15.00 - Partitioning Guidelines - Teradata Database

Teradata Database Design

Teradata Database
User Guide

Partitioning Guidelines

The following guidelines provide a high‑level set of criteria for making an initial evaluation of whether row partitioning would provide more benefits to a query workload than a nonpartitioned table.

  • Large tables and join indexes are usually better candidates for row partitioning than smaller tables and join indexes because there is not much benefit to partitioning a table or join index small enough that a full‑table scan on the nonpartitioned table or join index takes only a few seconds.
  • The exception to this is a small table that is row‑partitioned identically to a larger table with which it is frequently joined and with which it shares its primary index.

  • When possible, you should row‑partition on sets of columns that are frequently used as query conditions. For example, if half the queries against a table specify a date range that qualifies less than 25% of the rows, then that date column is a good candidate to be the partitioning column for the table.
  • If there is no column that is frequently used as a query condition, then there is probably little or no advantage to row‑partitioning the table.

  • All factors being equal, it is better to partition on a column set that is part of the primary index column set than to partition on a column that is not.
  • The exception to this is if the primary index is rarely, if ever, used for row access or join operations.

  • Keep the number of row partitions relatively small.
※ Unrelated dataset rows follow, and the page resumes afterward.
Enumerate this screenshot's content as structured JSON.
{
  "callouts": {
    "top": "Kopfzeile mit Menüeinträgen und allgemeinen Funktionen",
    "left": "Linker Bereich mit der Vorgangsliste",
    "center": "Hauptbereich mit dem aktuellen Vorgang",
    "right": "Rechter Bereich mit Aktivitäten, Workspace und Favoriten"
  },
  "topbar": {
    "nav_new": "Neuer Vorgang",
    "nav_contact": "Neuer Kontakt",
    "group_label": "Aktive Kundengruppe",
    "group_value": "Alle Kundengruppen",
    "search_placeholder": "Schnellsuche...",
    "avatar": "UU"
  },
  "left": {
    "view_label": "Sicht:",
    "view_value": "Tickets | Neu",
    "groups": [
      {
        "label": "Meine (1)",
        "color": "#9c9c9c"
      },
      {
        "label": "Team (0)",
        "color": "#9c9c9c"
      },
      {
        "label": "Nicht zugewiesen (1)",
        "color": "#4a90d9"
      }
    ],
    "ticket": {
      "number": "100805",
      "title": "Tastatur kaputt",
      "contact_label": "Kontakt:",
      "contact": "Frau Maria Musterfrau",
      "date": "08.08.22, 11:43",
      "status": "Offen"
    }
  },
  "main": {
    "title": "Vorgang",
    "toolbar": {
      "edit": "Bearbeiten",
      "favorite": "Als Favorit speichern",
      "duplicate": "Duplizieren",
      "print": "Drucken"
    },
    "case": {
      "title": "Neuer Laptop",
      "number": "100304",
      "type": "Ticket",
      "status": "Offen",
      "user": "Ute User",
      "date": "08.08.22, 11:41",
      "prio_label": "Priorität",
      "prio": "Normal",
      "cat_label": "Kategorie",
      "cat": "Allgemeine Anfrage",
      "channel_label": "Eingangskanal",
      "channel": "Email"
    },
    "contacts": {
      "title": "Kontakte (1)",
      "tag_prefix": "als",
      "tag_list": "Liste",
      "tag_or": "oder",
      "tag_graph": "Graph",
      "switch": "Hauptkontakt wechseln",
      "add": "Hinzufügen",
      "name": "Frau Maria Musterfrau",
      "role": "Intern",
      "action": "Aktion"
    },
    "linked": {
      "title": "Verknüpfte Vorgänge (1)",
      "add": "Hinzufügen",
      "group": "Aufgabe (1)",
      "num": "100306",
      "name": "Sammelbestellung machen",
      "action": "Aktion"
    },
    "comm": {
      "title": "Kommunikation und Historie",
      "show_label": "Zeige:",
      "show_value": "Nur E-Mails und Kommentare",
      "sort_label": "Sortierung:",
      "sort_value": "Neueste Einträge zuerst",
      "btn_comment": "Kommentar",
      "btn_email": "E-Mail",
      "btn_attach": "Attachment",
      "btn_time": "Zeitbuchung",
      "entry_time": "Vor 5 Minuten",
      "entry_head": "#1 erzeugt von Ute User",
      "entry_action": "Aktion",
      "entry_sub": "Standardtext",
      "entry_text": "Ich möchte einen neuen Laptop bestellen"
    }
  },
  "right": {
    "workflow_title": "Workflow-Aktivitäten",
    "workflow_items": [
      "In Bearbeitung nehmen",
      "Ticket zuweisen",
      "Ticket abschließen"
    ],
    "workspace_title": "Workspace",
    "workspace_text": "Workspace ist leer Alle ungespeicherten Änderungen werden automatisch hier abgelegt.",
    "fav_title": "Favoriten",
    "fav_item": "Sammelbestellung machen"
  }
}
The key word in this guideline is relatively. The guideline also applies for multilevel partitioning situations, though it is more difficult to achieve for multilevel partitioning because the total number of partitions is a multiplicative factor of the number of partitioning levels defined for the table, so the number of partitions can grow very quickly even when there are few partitions defined for each level (see “Usage Considerations and Rules for PARTITION and PARTITION#Ln Columns” on page 808).
  • The exception to this guideline is if the primary index is rarely, if ever, used for row access or direct merge joins.

    For example, if all the queries against the table access at least one month of activity, there is little or no benefit to partitioning by week or day instead of by month. An exception to this is if bulk data loading times are greatly reduced by a finer partition granularity.

    See “Scenario 4” on page 434 for an example of evaluating these sorts of tradeoffs.

  • Keep the number of partitions small even if you plan to expand predetermined table operations in the future. You can always increase the number of partitions later when they are needed.
  • Note: If you collect and maintain fresh statistics on the PARTITION columns of tables, this consideration is much less important.

    You have greater flexibility with this guideline for single‑level partitioned tables than you do for multilevel partitioned tables because it can be rather complicated to decrease the number of partitions for a multilevel partitioning because the number of combined partitions defined for such a table increases multiplicatively with each partition and with each level defined.

  • The same criteria for selecting the column set for a nonpartitioned table also apply to partitioned tables (see “Principal Criteria for Selecting a Primary Index” on page 407 and “Secondary Considerations for Selecting a Primary Index” on page 416).
  • Choose a primary index column set that provides good row distribution, avoids skew, and is commonly used to access individual rows or do not use a primary index.

    Optimal row distribution and frequent access are sometimes conflicting considerations, so you must evaluate their relative merits and come to some compromise if that is the case.